When it comes to massively parallel sequencing, few areas of human health stand to benefit as much as rare genetic diseases. Indeed, both whole-genome and exome sequencing strategies have identified disease-causing mutations in probands with Charcot-Marie Tooth disease, Miller syndrome, severe brain malformations, and a few other disorders. The Mito10K project took a different approach. They assembled a cohort of mostly unrelated individuals with complex I deficiency (n=103), the most common cause of human respiratory chain diseases.
Forty-two HapMap samples were included as controls. Instead of employing a whole-genome or exome strategy, they performed deep resequencing of carefully-chosen candidate genes in pools of ~20 samples. And they did it all using a single Illumina flowcell.
Pooled Sequencing of Candidate Genes
The candidates included 103 genes that (i) encoded known complex I proteins, (ii) were implicated in the disease, or (iii) were identified by phylogenetic profiling. The 145 kb target space comprised 653 exons from nuclear genes (138 kb) and two mtDNA regions (7 kb). About 90% of target regions achieved at least 100x coverage; the median redundancy was 3,359x per pool, which works out to ~168x per individual. Next, the authors developed a method (“Syzygy”) to model sequencing error and call variants at very low frequencies. A comparison of calls for the HapMap samples to existing genotype data suggested 92% sensitivity and 99.6% specificity, at sites where coverage was 100x or greater.
Although the pooling strategy worked well for nuclear DNA, there were some problems with the targeted regions in mtDNA. Basically, the distribution of mtDNA was not uniform between samples. That may be due to the fact that while each cell contains exactly 2 copies of each nuclear chromosome, it contains numerous mitochondria and thus numerous copies of the MT chromosome (possibly 20-25 per cell, by one estimate). The resulting shift in sample representation can be quite dramatic. In one pool, for example, 96% of the mtDNA came from a single individual (5% of the pool). The bottom line is that sensitivity to call mutations in pooled samples is going to be lower for mtDNA.
Variant Calling and “Deleteriousness” Prioritization
The unfortunately-named Syzygy method identified 652 variants (high confidence); to boost sensitivity, the authors also employed an ad-hoc approach that called 246 more variants supported by at least 3 reads on each strand (low confidence). The 898 calls were filtered to prioritize variants that seemed likely to underlie a rare and devastating phenotype. In short, the authors removed:
- Variants present in healthy individuals (HapMap controls) or public databases (dbSNP, mtDB, 1000 Genomes).
- Synonymous or noncoding variants, unless they affected tRNA or splice sites.

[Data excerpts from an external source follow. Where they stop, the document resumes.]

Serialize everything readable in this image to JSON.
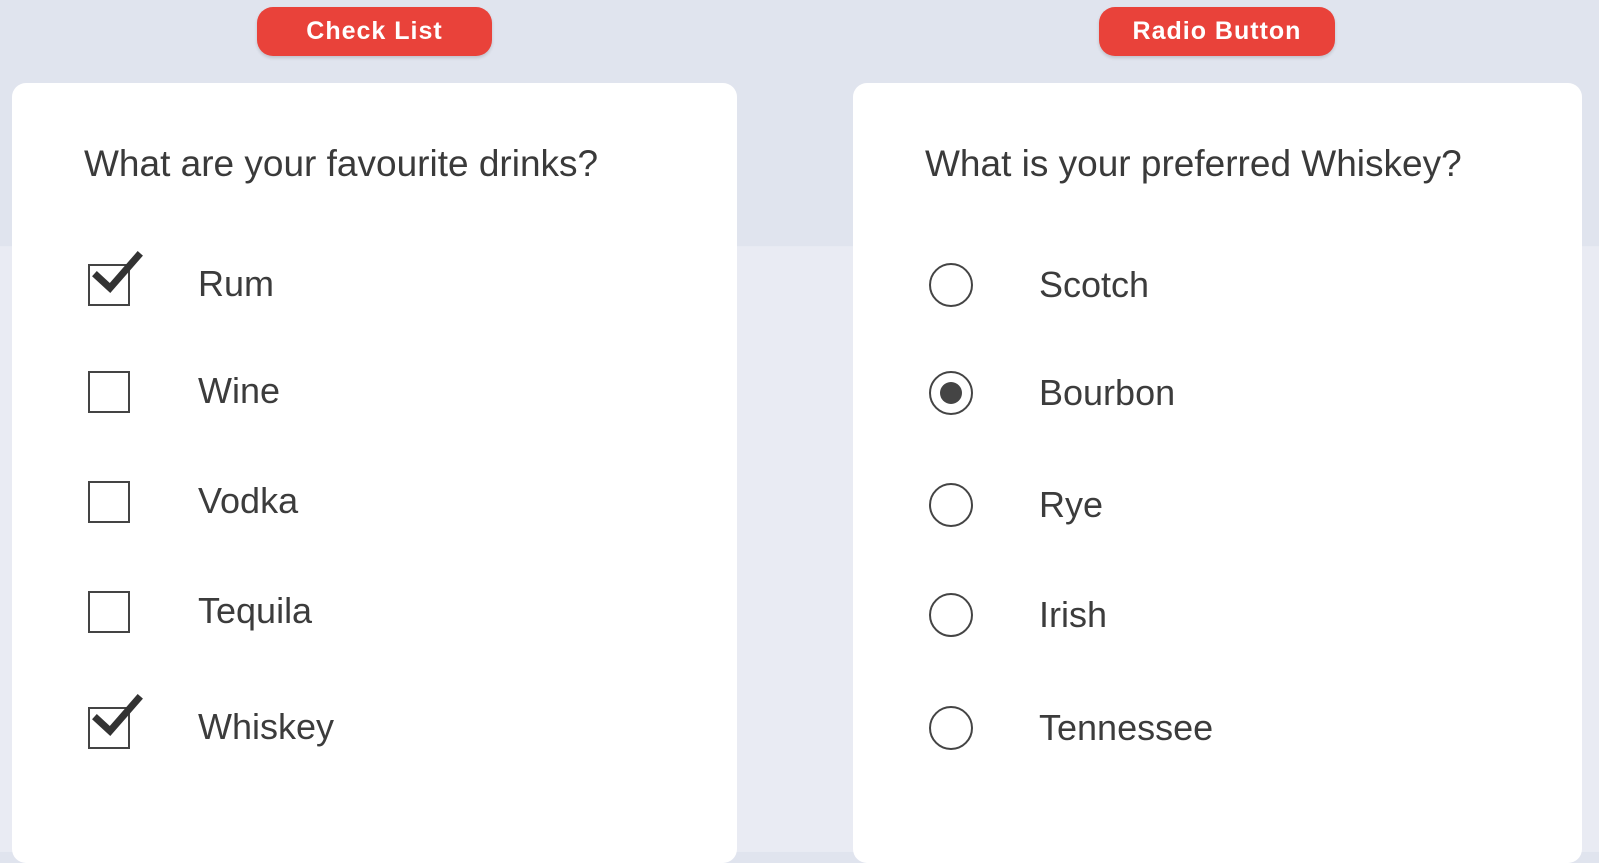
{
  "checklist": {
    "badge": "Check List",
    "question": "What are your favourite drinks?",
    "options": [
      {
        "label": "Rum",
        "checked": true
      },
      {
        "label": "Wine",
        "checked": false
      },
      {
        "label": "Vodka",
        "checked": false
      },
      {
        "label": "Tequila",
        "checked": false
      },
      {
        "label": "Whiskey",
        "checked": true
      }
    ]
  },
  "radio": {
    "badge": "Radio Button",
    "question": "What is your preferred Whiskey?",
    "options": [
      {
        "label": "Scotch",
        "selected": false
      },
      {
        "label": "Bourbon",
        "selected": true
      },
      {
        "label": "Rye",
        "selected": false
      },
      {
        "label": "Irish",
        "selected": false
      },
      {
        "label": "Tennessee",
        "selected": false
      }
    ]
  },
  "colors": {
    "badge": "#e9423a",
    "control": "#444444",
    "text": "#3c3c3c"
  },
  "icons": {
    "checked": "checkmark-icon"
  }
}
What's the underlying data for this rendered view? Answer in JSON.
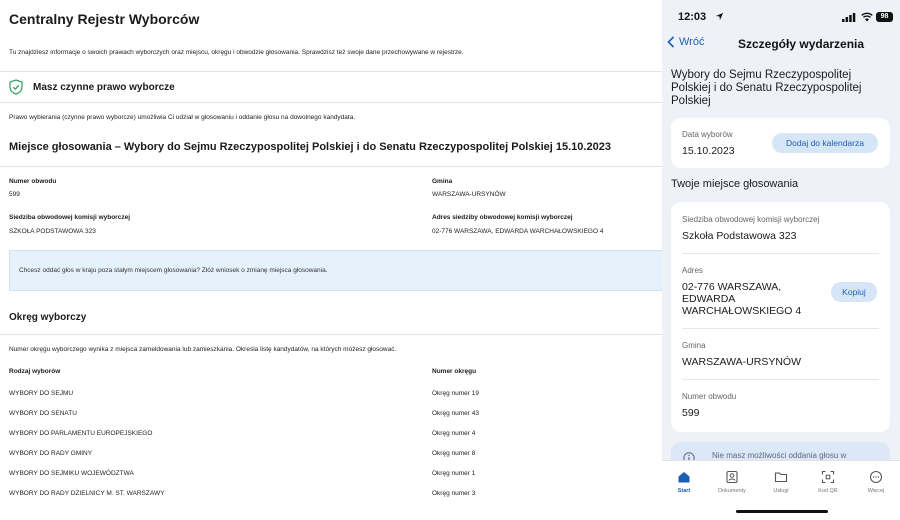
{
  "web": {
    "title": "Centralny Rejestr Wyborców",
    "intro": "Tu znajdziesz informacje o swoich prawach wyborczych oraz miejscu, okręgu i obwodzie głosowania. Sprawdzisz też swoje dane przechowywane w rejestrze.",
    "voting_right": {
      "icon": "shield-check-icon",
      "label": "Masz czynne prawo wyborcze",
      "description": "Prawo wybierania (czynne prawo wyborcze) umożliwia Ci udział w głosowaniu i oddanie głosu na dowolnego kandydata."
    },
    "location": {
      "heading": "Miejsce głosowania – Wybory do Sejmu Rzeczypospolitej Polskiej i do Senatu Rzeczypospolitej Polskiej 15.10.2023",
      "fields": {
        "district_number": {
          "label": "Numer obwodu",
          "value": "599"
        },
        "municipality": {
          "label": "Gmina",
          "value": "WARSZAWA-URSYNÓW"
        },
        "commission_seat": {
          "label": "Siedziba obwodowej komisji wyborczej",
          "value": "SZKOŁA PODSTAWOWA 323"
        },
        "commission_address": {
          "label": "Adres siedziby obwodowej komisji wyborczej",
          "value": "02-776 WARSZAWA, EDWARDA WARCHAŁOWSKIEGO 4"
        }
      },
      "info": "Chcesz oddać głos w kraju poza stałym miejscem głosowania? Złóż wniosek o zmianę miejsca głosowania."
    },
    "district": {
      "heading": "Okręg wyborczy",
      "description": "Numer okręgu wyborczego wynika z miejsca zameldowania lub zamieszkania. Określa listę kandydatów, na których możesz głosować.",
      "columns": [
        "Rodzaj wyborów",
        "Numer okręgu"
      ],
      "rows": [
        [
          "WYBORY DO SEJMU",
          "Okręg numer 19"
        ],
        [
          "WYBORY DO SENATU",
          "Okręg numer 43"
        ],
        [
          "WYBORY DO PARLAMENTU EUROPEJSKIEGO",
          "Okręg numer 4"
        ],
        [
          "WYBORY DO RADY GMINY",
          "Okręg numer 8"
        ],
        [
          "WYBORY DO SEJMIKU WOJEWÓDZTWA",
          "Okręg numer 1"
        ],
        [
          "WYBORY DO RADY DZIELNICY M. ST. WARSZAWY",
          "Okręg numer 3"
        ]
      ]
    }
  },
  "phone": {
    "status": {
      "time": "12:03",
      "battery": "98"
    },
    "nav": {
      "back_label": "Wróć",
      "title": "Szczegóły wydarzenia"
    },
    "event_title": "Wybory do Sejmu Rzeczypospolitej Polskiej i do Senatu Rzeczypospolitej Polskiej",
    "date_card": {
      "label": "Data wyborów",
      "value": "15.10.2023",
      "button": "Dodaj do kalendarza"
    },
    "place_heading": "Twoje miejsce głosowania",
    "place_card": {
      "seat_label": "Siedziba obwodowej komisji wyborczej",
      "seat_value": "Szkoła Podstawowa 323",
      "address_label": "Adres",
      "address_lines": [
        "02-776 WARSZAWA,",
        "EDWARDA",
        "WARCHAŁOWSKIEGO 4"
      ],
      "copy_button": "Kopiuj",
      "municipality_label": "Gmina",
      "municipality_value": "WARSZAWA-URSYNÓW",
      "district_label": "Numer obwodu",
      "district_value": "599"
    },
    "notice": "Nie masz możliwości oddania głosu w",
    "tabs": [
      {
        "label": "Start",
        "icon": "home-icon",
        "active": true
      },
      {
        "label": "Dokumenty",
        "icon": "documents-icon",
        "active": false
      },
      {
        "label": "Usługi",
        "icon": "folder-icon",
        "active": false
      },
      {
        "label": "Kod QR",
        "icon": "qr-code-icon",
        "active": false
      },
      {
        "label": "Więcej",
        "icon": "more-icon",
        "active": false
      }
    ],
    "colors": {
      "accent": "#1d5fb4",
      "background": "#eef2f8",
      "pill": "#d6e6f7"
    }
  }
}
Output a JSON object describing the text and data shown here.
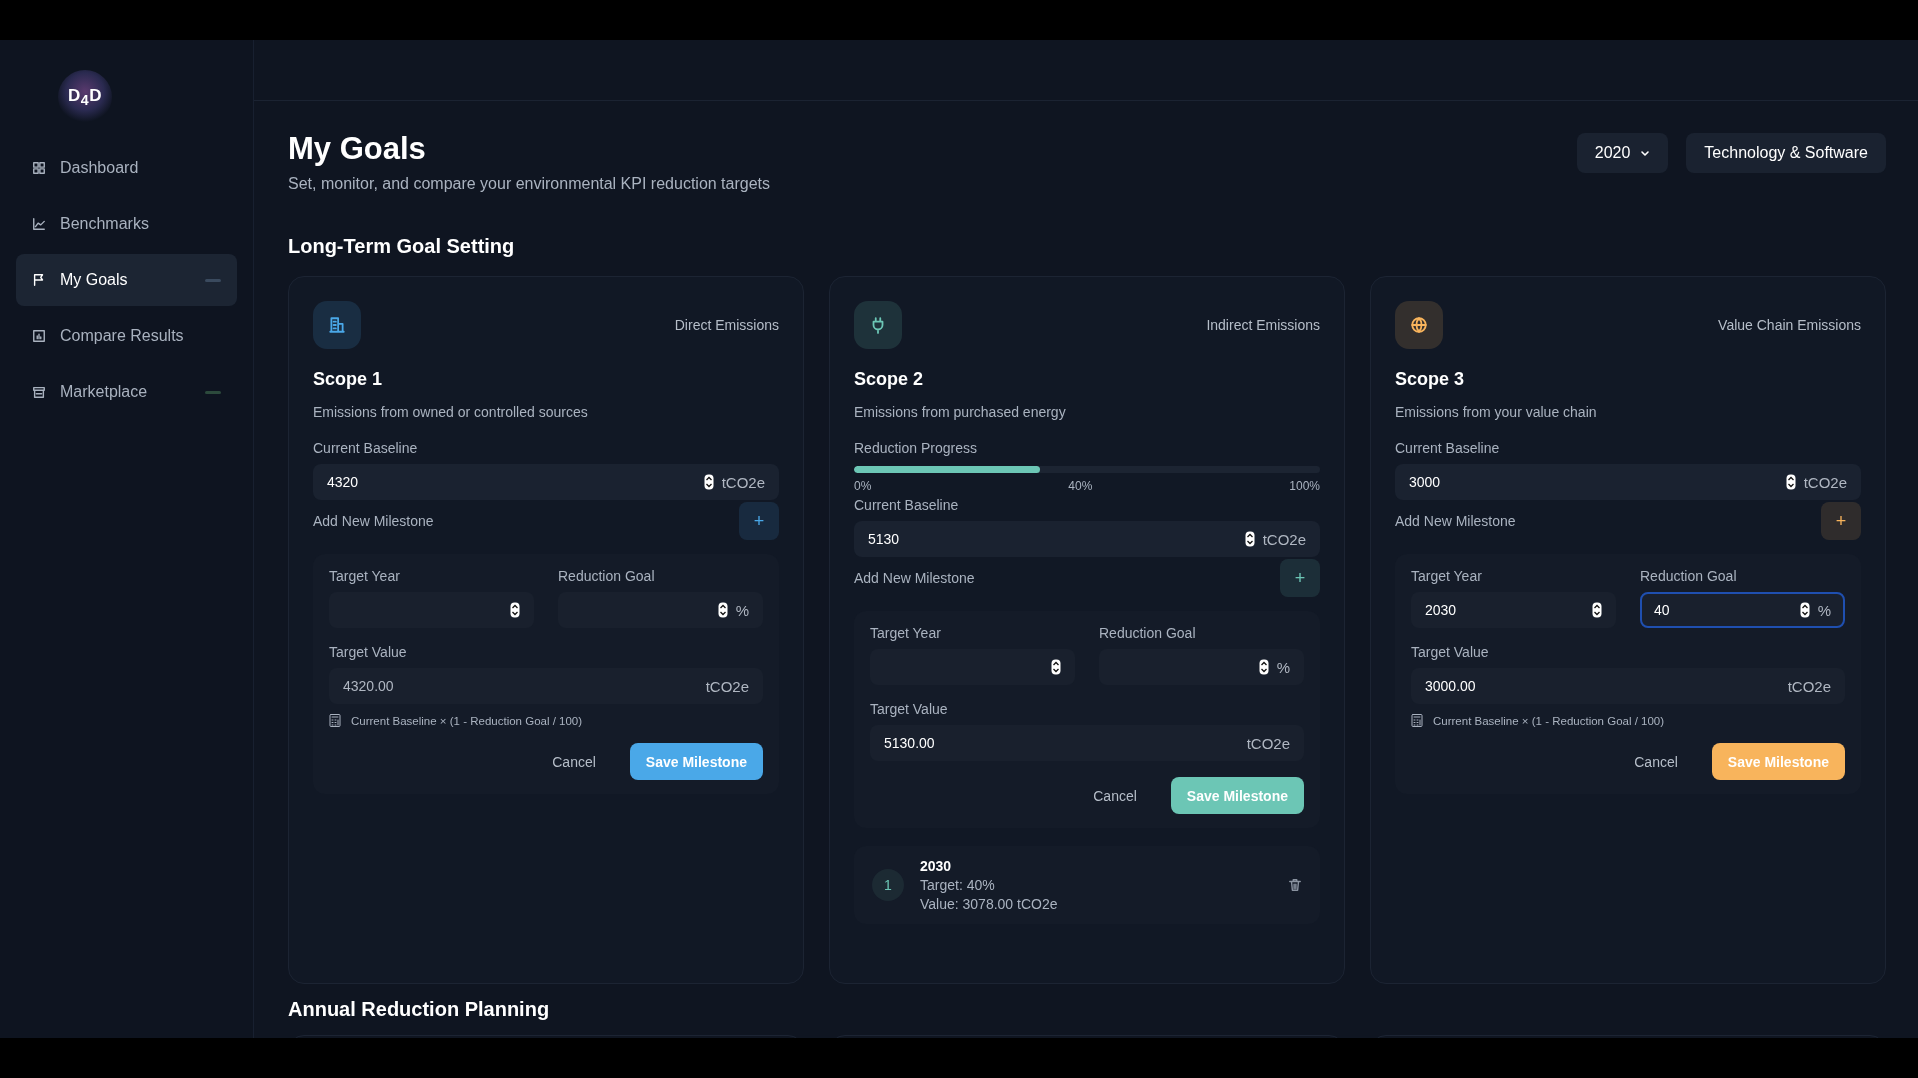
{
  "sidebar": {
    "logo": "D$_{4}$D",
    "items": [
      {
        "label": "Dashboard",
        "selected": false
      },
      {
        "label": "Benchmarks",
        "selected": false
      },
      {
        "label": "My Goals",
        "selected": true,
        "color": "#3a4a5e"
      },
      {
        "label": "Compare Results",
        "selected": false
      },
      {
        "label": "Marketplace",
        "selected": false,
        "color": "#2c4a3c"
      }
    ]
  },
  "header": {
    "title": "My Goals",
    "subtitle": "Set, monitor, and compare your environmental KPI reduction targets",
    "year": "2020",
    "industry": "Technology & Software"
  },
  "long_term": {
    "title": "Long-Term Goal Setting",
    "scopes": [
      {
        "color": "#4aa8e8",
        "category": "Direct Emissions",
        "title": "Scope 1",
        "description": "Emissions from owned or controlled sources",
        "baseline_label": "Current Baseline",
        "baseline": "4320",
        "unit": "tCO2e",
        "add_label": "Add New Milestone",
        "add_button": "+",
        "form": {
          "year_label": "Target Year",
          "goal_label": "Reduction Goal",
          "percent": "%",
          "goal_focused": false,
          "value_label": "Target Value",
          "value": "4320.00",
          "value_dim": true,
          "unit": "tCO2e",
          "formula": "Current Baseline × (1 - Reduction Goal / 100)",
          "cancel": "Cancel",
          "save": "Save Milestone"
        }
      },
      {
        "color": "#6cc6b5",
        "category": "Indirect Emissions",
        "title": "Scope 2",
        "description": "Emissions from purchased energy",
        "progress": {
          "label": "Reduction Progress",
          "level": 0.4,
          "ticks": [
            "0%",
            "40%",
            "100%"
          ]
        },
        "baseline_label": "Current Baseline",
        "baseline": "5130",
        "unit": "tCO2e",
        "add_label": "Add New Milestone",
        "add_button": "+",
        "form": {
          "year_label": "Target Year",
          "goal_label": "Reduction Goal",
          "percent": "%",
          "goal_focused": false,
          "value_label": "Target Value",
          "value": "5130.00",
          "value_dim": false,
          "unit": "tCO2e",
          "cancel": "Cancel",
          "save": "Save Milestone"
        },
        "milestones": [
          {
            "number": "1",
            "year": "2030",
            "target": "Target: 40%",
            "value": "Value: 3078.00 tCO2e"
          }
        ]
      },
      {
        "color": "#f8b45c",
        "category": "Value Chain Emissions",
        "title": "Scope 3",
        "description": "Emissions from your value chain",
        "baseline_label": "Current Baseline",
        "baseline": "3000",
        "unit": "tCO2e",
        "add_label": "Add New Milestone",
        "add_button": "+",
        "form": {
          "year_label": "Target Year",
          "year": "2030",
          "goal_label": "Reduction Goal",
          "goal": "40",
          "percent": "%",
          "goal_focused": true,
          "value_label": "Target Value",
          "value": "3000.00",
          "value_dim": false,
          "unit": "tCO2e",
          "formula": "Current Baseline × (1 - Reduction Goal / 100)",
          "cancel": "Cancel",
          "save": "Save Milestone"
        }
      }
    ]
  },
  "annual": {
    "title": "Annual Reduction Planning"
  }
}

- Missense variants at positions of low evolutionary conservation
Of 898 detected variants, 216 remained and were validated by multiplexed Sequenom genotyping. Some 82 sites were also Sanger-sequenced to assess the accuracy of the genotyping platform. The comparison revealed 11% false positives and 2% het/hom miscalls, for an overall error rate of 13% for Sequenom assays. Ouch. As for the variant calls, the validation rate was pretty good for high-confidence calls (91/109, or 84%) but rather abysmal for the low-confidence ones (12/107, or 11%). Intriguingly, validation assays identified 12 additional pathogenic variants that were missed by the discovery screen. Based on these data, the sensitivity of the Syzygy method alone was 79.1% (91/115). That’s not bad, but probably not enough for a study whose goal is to identify rare disease-causing variants.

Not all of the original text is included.